Le gris, le vert, le bleu, le jaune : une seule blancheur épouse le noir et du même coup les images se déchainent, on voit ce qu’on ne voit pas : les toits d’une étable, les collines de l’autre côté de la paroi, la sphère impuis­sante du soleil. Les tiges du fenouil : colonnes robustes, mar­moréennes, se dres­sant pour soutenir le haut de la toile, le tableau devenu mai­son, la mai­son dev­enue monde, le monde devenu un rien de blanc et de noir (…).

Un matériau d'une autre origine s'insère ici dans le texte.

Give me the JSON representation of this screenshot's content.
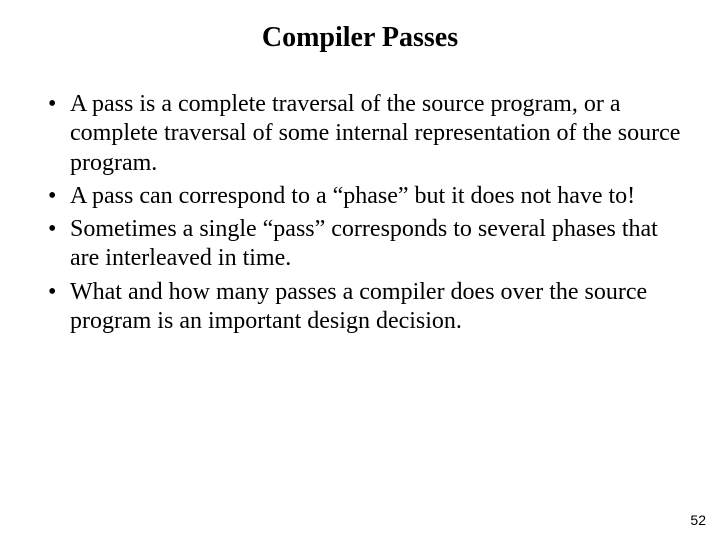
{
  "title": "Compiler Passes",
  "bullets": [
    "A pass is a complete traversal of the source program, or a complete traversal of some internal representation of the source program.",
    "A pass can correspond to a “phase” but it does not have to!",
    "Sometimes a single “pass” corresponds to several phases that are interleaved in time.",
    "What and how many passes a compiler does over the source program is an important design decision."
  ],
  "page_number": "52"
}
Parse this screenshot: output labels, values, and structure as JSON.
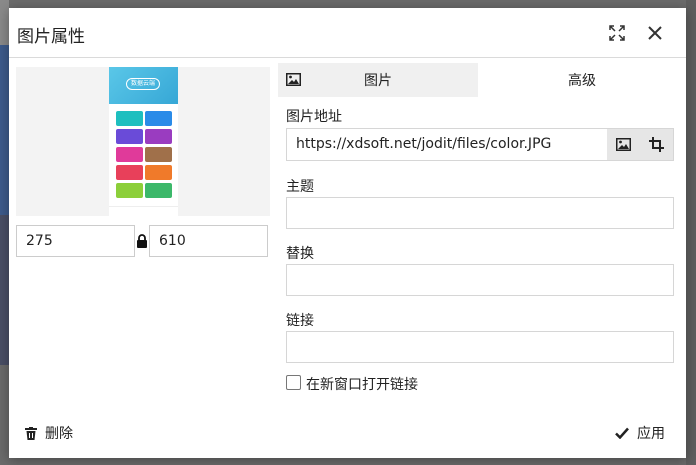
{
  "dialog": {
    "title": "图片属性"
  },
  "preview": {
    "logo_text": "数据云端"
  },
  "size": {
    "width": "275",
    "height": "610"
  },
  "tabs": [
    {
      "label": "图片",
      "active": true
    },
    {
      "label": "高级",
      "active": false
    }
  ],
  "fields": {
    "src_label": "图片地址",
    "src_value": "https://xdsoft.net/jodit/files/color.JPG",
    "title_label": "主题",
    "title_value": "",
    "alt_label": "替换",
    "alt_value": "",
    "link_label": "链接",
    "link_value": ""
  },
  "checkbox": {
    "label": "在新窗口打开链接",
    "checked": false
  },
  "footer": {
    "delete_label": "删除",
    "apply_label": "应用"
  },
  "icons": {
    "fullsize": "fullsize-icon",
    "close": "close-icon",
    "image": "image-icon",
    "crop": "crop-icon",
    "lock": "lock-icon",
    "trash": "trash-icon",
    "check": "check-icon"
  }
}
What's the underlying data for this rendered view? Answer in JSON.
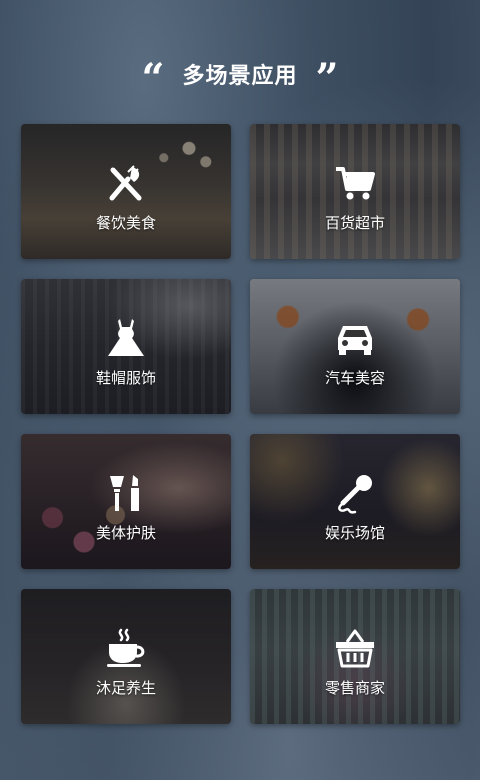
{
  "header": {
    "open_quote": "“",
    "title": "多场景应用",
    "close_quote": "”"
  },
  "scenes": [
    {
      "label": "餐饮美食",
      "icon": "fork-knife-icon"
    },
    {
      "label": "百货超市",
      "icon": "shopping-cart-icon"
    },
    {
      "label": "鞋帽服饰",
      "icon": "dress-icon"
    },
    {
      "label": "汽车美容",
      "icon": "car-icon"
    },
    {
      "label": "美体护肤",
      "icon": "makeup-brush-icon"
    },
    {
      "label": "娱乐场馆",
      "icon": "microphone-icon"
    },
    {
      "label": "沐足养生",
      "icon": "tea-cup-icon"
    },
    {
      "label": "零售商家",
      "icon": "basket-icon"
    }
  ]
}
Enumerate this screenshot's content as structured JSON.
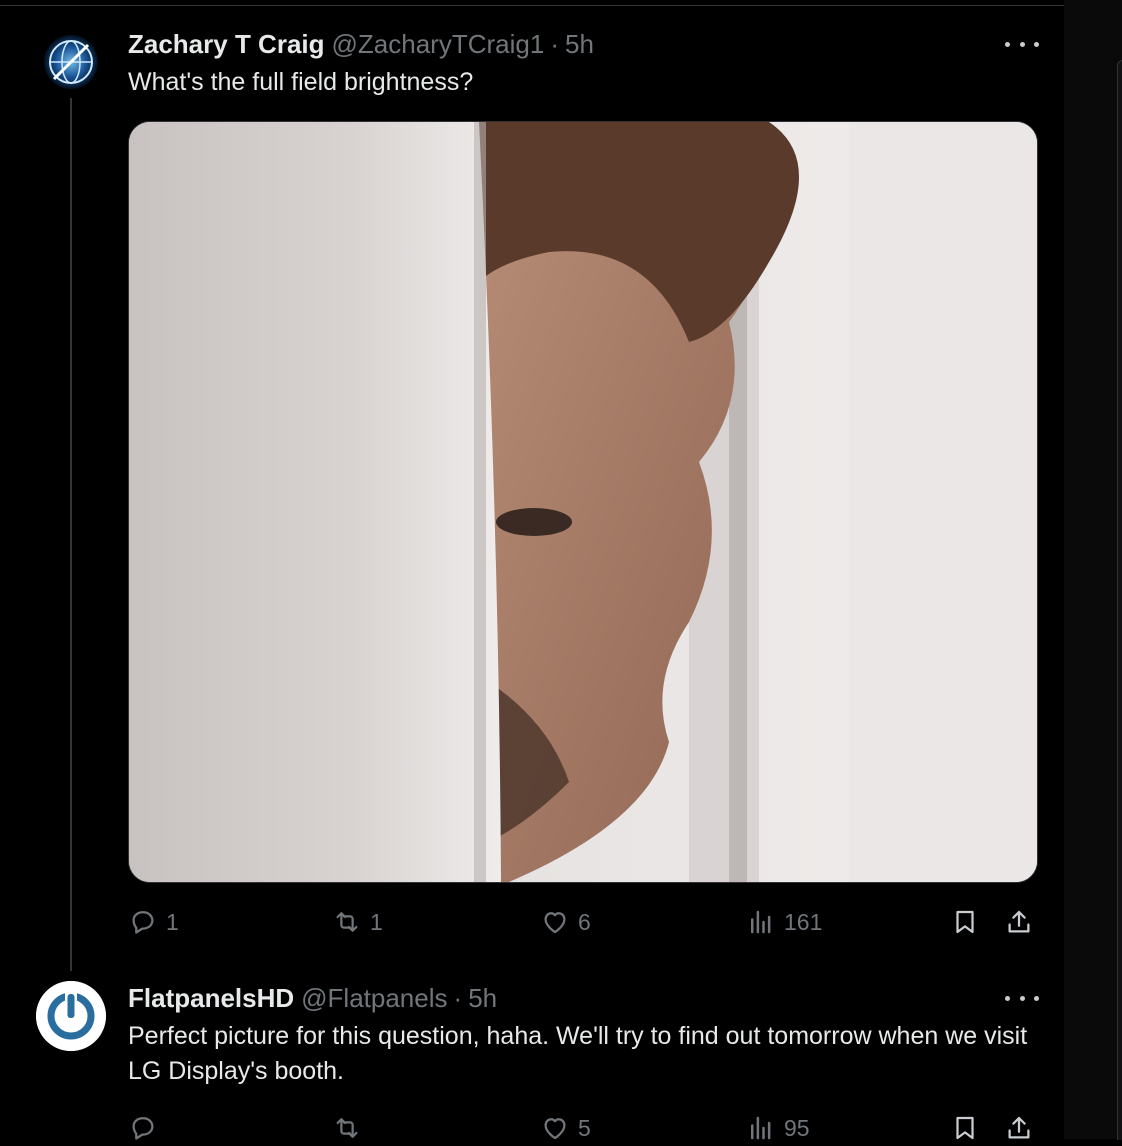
{
  "tweets": [
    {
      "name": "Zachary T Craig",
      "handle": "@ZacharyTCraig1",
      "separator": "·",
      "time": "5h",
      "text": "What's the full field brightness?",
      "media": "photo-man-peeking-behind-door",
      "stats": {
        "replies": "1",
        "reposts": "1",
        "likes": "6",
        "views": "161"
      }
    },
    {
      "name": "FlatpanelsHD",
      "handle": "@Flatpanels",
      "separator": "·",
      "time": "5h",
      "text": "Perfect picture for this question, haha. We'll try to find out tomorrow when we visit LG Display's booth.",
      "stats": {
        "replies": "",
        "reposts": "",
        "likes": "5",
        "views": "95"
      }
    }
  ],
  "icons": {
    "reply": "reply-icon",
    "repost": "repost-icon",
    "like": "heart-icon",
    "views": "views-icon",
    "bookmark": "bookmark-icon",
    "share": "share-icon",
    "more": "more-icon"
  },
  "colors": {
    "background": "#000000",
    "text": "#e7e9ea",
    "secondary": "#71767b",
    "border": "#2f3336",
    "flatpanels_logo": "#2a6ea0"
  }
}
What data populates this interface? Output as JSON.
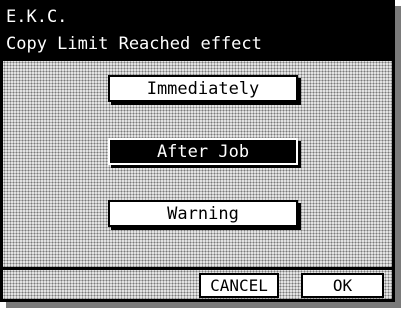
{
  "header": {
    "title": "E.K.C.",
    "subtitle": "Copy Limit Reached effect"
  },
  "options": [
    {
      "label": "Immediately",
      "selected": false
    },
    {
      "label": "After Job",
      "selected": true
    },
    {
      "label": "Warning",
      "selected": false
    }
  ],
  "footer": {
    "cancel_label": "CANCEL",
    "ok_label": "OK"
  }
}
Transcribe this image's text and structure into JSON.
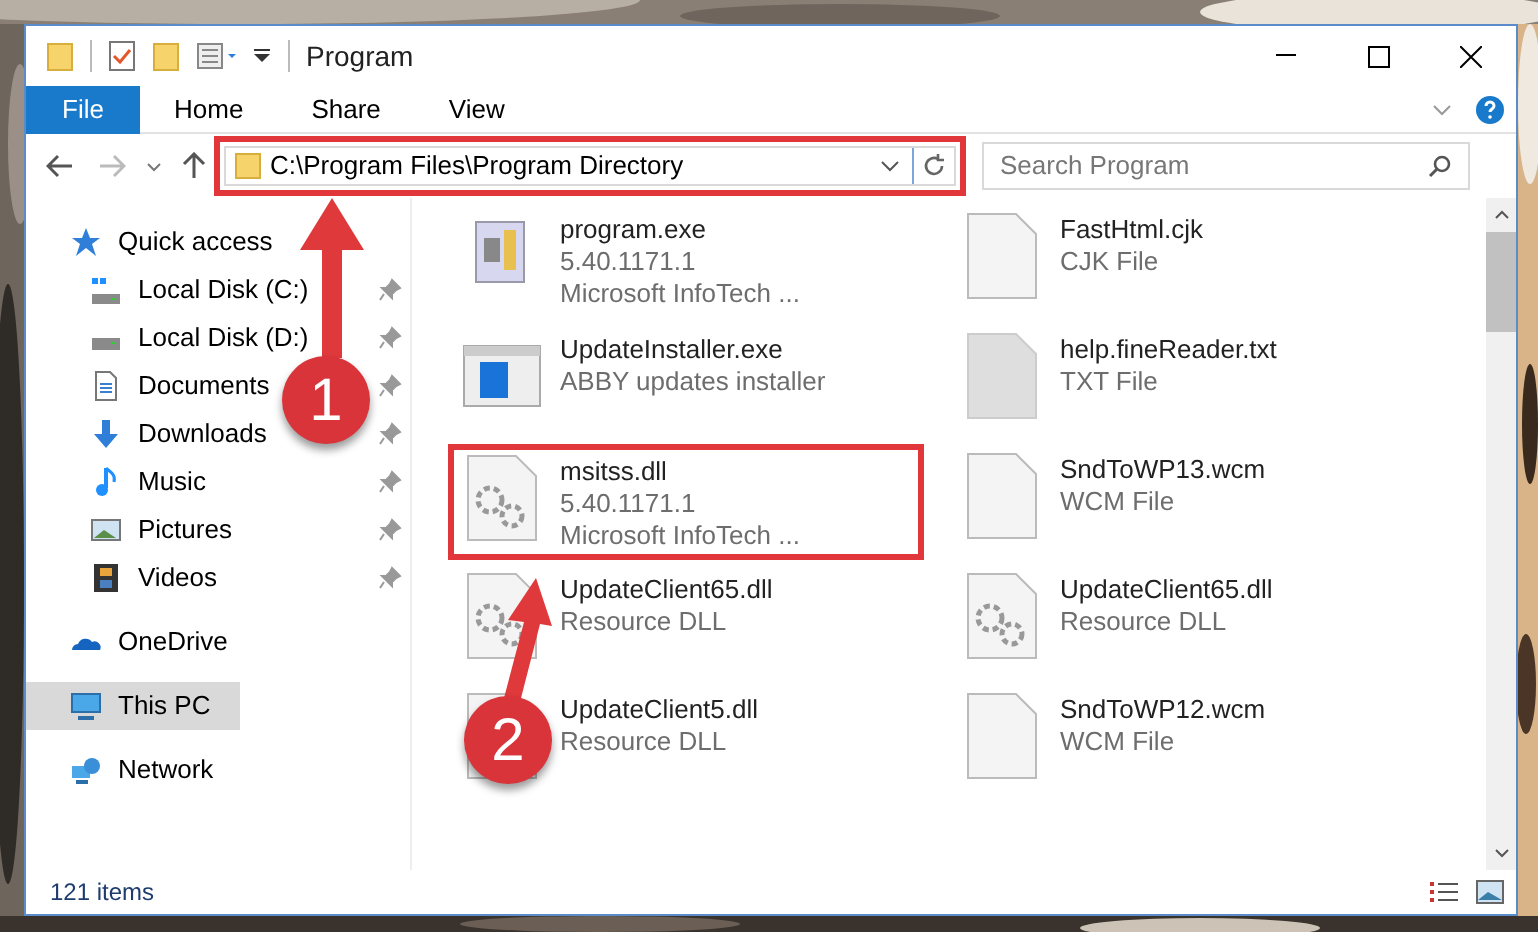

Chez Ben­jamin Mon­ti, des images hybrides, noires et blanch­es, sec­ouent la rétine : dans une tasse en porce­laine japon­aise, émerge un bras-colonne, dont la main s’entremêle à une autre – provenant du monde extérieur et ten­ant une plume de paon – pour créer l’ombre d’un lapin, dis­parais­sant en par­tie sous cette plume. Aux colonnes de Ben­jamin Mon­ti répon­dent les obélisques d’Alexan­dre Curlet :

Alors on s’adresse aux signes ver­ti­caux : sobres, ivres et géants depuis les siè­cles inscrits au scalpel pour le pharaon sous la peau du gran­it 

Sous la plume d’Aurélia Decler­cq, nous ren­con­trons « l’homme au pan­talon d’argent » qui se détache, lumineux, du décor hal­lu­ciné d’Istanbul :

Non, il ne s’agit pas de s’engouffrer de trop dans ce qui scin­tille, mais il faut tout de même resplendir du moin­dre de mes fils et oser rivalis­er avec la choré­gra­phie de la lune qui, petit à petit, se retire du ciel veiné à cette heure-là

 Enfin, l’éphémère, graphique, imprime son éter­nité, grâce à Maria Vasalis :

Le trot­toir était blanc et dans le ciel flot­taient
Bril­lants, fins et comme coupés dans des cils som­bres
Quelques flo­cons qui restaient là, en sus­pen­sion

Et tout ce tra­vail de glan­age, démem­bre­ment, déplace­ment, découpage nous offre la pel­licule argen­tique du réel, radieuse et énig­ma­tique.